Some human hearts may contain bones, scientists have concluded, after discovering them in chimpanzees with heart disease.
The rarely-found bone, known as the os cordis, which is just a few millimetres in length, was found in the hearts of chimps suffering from a type of heart disease called idiopathic myocardial fibrosis.
This condition is also present in humans, and has been linked to dangerously irregular heart beats and sudden death.
Other animals which have the os cordis heart bone include cows, sheep, otters, dogs and camels, but this is the first time it has been discovered in chimps.

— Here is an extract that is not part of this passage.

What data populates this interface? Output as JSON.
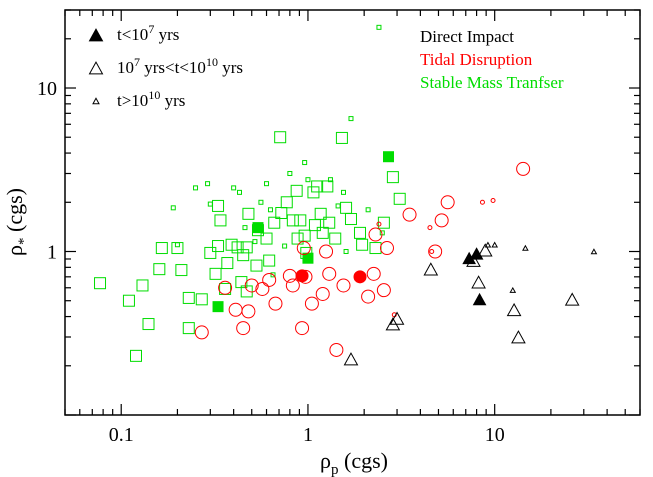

Humans, chimps, gorillas, orangutans and their extinct ancestors form a family of organisms known as the Hominidae. Researchers generally agree that among the living animals in this group, humans are most closely related to chimps, based on comparisons of anatomy and genetics.
The discovery of the tiny heart bone in chimps raises the question of whether it is also part of human anatomy.
Scientists also hope the discovery could lead to medical advances which will help protect wild chimps, which are endangered and blighted by heart disease.
Researchers at Nottingham University used an advancing imaging technique called micro-computed tomography to identify the bone. This allows researchers to scan at much higher magnifications than standard hospital or veterinary CT scans.
Dr Catrin Rutland, a genetics expert at the university, who led the study, said: “The discovery of a new bone in a new species is a rare event, especially in chimps which have such similar anatomy to people. It raises the question as to whether some people could have an os cordis too.”
Dr Sophie Moittié, a chimpanzee specialist at the university, added: “Looking for ways to help chimps with heart disease is essential. Understanding what is happening to their hearts helps us manage their health.”
The study was published in the journal Scientific Reports.